In 1940 Salinger began to take part in the activities of the anti-government resistance group headed up by the former "Young Communists" official, Herbert Baum. The group tends to be identified in subsequent sources as the "Herbert Baum Group", although that implies a level of coherence and organisation that may not have been apparent. Another group member was Salinger's fiancée, Ursel Ehrlich. After the German government suddenly repudiated the Germany's non-aggression agreement with the Soviet Union in June 1941, members of the Baum Group attempted to contribute to the military defeat of Germany, and hence of National Socialism. This meant complementing from inside Germany the external efforts of the anti-German "allied powers", of which by far the most significant from the perspective of Berlin in 1941 was the Soviet Union. That meant engaging in acts of sabotage on the home front such as producing and distributing anti-war leaflets and manifestoes. A more widely reported action was the arson attack and leafleting blitz carried out on 18 May 1942 by members of the group against the government's ironically named "Soviet Paradise" in Berlin's Lustgarten park. The physical damage caused seems to have been minimal, but the government Propaganda Ministry was quick to seize on the opportunity to label government's opponents as Communists and Jews intent on securing Soviet victory in the war. The incident was also the trigger for a wave of arrests across Berlin of anti-government activists, most of whom in this instance were communist or Jewish or both.

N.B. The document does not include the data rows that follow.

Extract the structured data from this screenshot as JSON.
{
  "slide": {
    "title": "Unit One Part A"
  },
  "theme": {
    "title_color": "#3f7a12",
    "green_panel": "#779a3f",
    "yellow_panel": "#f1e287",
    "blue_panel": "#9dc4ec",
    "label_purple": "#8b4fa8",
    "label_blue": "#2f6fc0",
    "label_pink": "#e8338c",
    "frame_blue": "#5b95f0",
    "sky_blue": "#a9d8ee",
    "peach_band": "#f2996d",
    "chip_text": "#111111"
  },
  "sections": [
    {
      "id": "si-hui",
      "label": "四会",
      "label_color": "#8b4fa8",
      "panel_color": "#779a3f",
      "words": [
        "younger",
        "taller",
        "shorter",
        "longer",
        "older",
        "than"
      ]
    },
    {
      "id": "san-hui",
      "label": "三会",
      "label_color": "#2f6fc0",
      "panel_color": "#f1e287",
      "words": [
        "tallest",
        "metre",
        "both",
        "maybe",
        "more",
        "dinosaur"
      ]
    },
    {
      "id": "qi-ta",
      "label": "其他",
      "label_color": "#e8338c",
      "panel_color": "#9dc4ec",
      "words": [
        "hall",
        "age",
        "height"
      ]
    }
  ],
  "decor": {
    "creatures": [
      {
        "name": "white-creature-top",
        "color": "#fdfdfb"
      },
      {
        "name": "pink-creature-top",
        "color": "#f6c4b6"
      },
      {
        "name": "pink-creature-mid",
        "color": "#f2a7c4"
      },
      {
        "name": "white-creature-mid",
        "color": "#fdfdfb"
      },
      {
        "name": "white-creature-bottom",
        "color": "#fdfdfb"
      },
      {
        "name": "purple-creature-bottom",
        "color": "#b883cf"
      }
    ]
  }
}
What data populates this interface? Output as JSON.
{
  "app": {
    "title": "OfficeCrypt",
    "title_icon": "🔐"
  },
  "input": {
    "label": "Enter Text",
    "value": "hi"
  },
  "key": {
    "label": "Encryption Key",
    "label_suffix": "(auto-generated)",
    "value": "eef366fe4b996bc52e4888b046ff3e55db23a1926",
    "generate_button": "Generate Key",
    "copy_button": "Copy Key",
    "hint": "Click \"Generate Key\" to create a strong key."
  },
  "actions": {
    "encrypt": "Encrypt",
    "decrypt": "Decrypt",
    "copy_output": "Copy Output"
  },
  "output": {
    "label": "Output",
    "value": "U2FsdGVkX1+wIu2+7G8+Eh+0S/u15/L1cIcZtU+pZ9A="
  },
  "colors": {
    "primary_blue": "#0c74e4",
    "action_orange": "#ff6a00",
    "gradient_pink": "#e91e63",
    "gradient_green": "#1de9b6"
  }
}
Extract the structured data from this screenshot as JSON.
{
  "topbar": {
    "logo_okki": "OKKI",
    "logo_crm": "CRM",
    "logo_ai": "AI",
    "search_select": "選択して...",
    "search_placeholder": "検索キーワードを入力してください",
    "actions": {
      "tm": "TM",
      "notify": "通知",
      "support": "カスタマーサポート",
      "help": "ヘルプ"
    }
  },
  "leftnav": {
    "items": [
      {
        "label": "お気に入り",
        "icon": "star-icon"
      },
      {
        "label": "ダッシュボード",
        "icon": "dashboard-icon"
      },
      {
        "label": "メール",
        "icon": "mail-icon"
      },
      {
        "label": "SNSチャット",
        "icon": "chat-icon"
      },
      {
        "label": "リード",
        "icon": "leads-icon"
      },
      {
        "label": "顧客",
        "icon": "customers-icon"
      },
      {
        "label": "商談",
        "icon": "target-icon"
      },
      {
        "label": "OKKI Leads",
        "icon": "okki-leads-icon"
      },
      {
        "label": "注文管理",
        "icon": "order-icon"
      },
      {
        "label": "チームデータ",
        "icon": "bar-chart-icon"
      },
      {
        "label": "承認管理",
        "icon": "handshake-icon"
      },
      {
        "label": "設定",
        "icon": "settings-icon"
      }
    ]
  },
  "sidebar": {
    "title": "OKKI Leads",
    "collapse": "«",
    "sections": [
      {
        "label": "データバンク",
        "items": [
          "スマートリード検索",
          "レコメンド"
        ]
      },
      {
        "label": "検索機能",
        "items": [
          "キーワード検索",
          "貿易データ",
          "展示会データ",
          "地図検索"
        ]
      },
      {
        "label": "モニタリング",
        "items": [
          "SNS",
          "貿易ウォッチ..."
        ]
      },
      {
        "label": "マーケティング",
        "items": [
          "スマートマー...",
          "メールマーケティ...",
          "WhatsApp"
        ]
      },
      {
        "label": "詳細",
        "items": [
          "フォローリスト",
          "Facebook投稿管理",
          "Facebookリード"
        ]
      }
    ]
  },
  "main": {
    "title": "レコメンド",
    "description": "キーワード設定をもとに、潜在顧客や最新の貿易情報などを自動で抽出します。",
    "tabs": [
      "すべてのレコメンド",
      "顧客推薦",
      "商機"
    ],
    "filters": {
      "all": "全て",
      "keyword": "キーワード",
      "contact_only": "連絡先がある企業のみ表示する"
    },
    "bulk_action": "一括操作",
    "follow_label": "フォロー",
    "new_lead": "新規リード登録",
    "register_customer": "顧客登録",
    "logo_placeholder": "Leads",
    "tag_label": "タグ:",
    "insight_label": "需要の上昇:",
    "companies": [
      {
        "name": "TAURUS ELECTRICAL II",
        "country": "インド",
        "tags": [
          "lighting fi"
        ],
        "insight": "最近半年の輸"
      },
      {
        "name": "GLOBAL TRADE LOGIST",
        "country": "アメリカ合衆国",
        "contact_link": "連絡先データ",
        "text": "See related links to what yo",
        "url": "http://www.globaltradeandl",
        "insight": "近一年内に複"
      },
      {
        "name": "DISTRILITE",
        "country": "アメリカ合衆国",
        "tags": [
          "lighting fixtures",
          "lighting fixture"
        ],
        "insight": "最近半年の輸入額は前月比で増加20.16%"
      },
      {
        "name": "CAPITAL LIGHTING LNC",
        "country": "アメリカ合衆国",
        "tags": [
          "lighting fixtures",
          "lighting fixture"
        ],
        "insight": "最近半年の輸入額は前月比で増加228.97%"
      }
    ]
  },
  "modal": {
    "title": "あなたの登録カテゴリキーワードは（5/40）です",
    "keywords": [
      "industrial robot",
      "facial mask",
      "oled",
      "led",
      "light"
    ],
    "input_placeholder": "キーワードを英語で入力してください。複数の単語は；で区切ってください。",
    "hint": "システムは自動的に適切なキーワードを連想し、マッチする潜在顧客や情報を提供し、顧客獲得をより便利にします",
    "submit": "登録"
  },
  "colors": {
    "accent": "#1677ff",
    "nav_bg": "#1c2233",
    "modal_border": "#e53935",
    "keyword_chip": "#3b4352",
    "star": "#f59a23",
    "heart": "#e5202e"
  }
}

In the aftermath of the attack on the "Soviet Paradise" exhibition 31 people were arrested. They were all found guilty of high treason. Only 6 were determined to have participated in the arson attack and the court seems to have accepted that most of those convicted were not even present. Lothar Salinger was arrested by the security services on 15 July 1942. The trial of at least 12 of Herbert Baum's associates took place before the special People's Court in Berlin on Thursday 10 December 1942. Conviction and sentencing followed on the same day. Nine of those convicted were sentenced to death. (Note: Alongside Lothar Salinger, the eight convicts sentenced to die were Heinz Rotholz, Siegbert Rotholz, Heinz Birnbaum, Helmut Neumann, Hella Hirsch, Hanni Meyer, Marianne Joachim and Hildegard Löwy. Herbert Baum himself had already, by this time, died under torture in Moabit Prison.) The others sentenced at the trial on 10 December 1942 received lengthy prison terms. They were all young – aged between 20 and 23. They were all determined by the authorities to be members of the "Herbert Baum Group". They were all identified as Jewish.

Lothar Salinger was executed at the Plötzensee execution facility on 4 March 1943.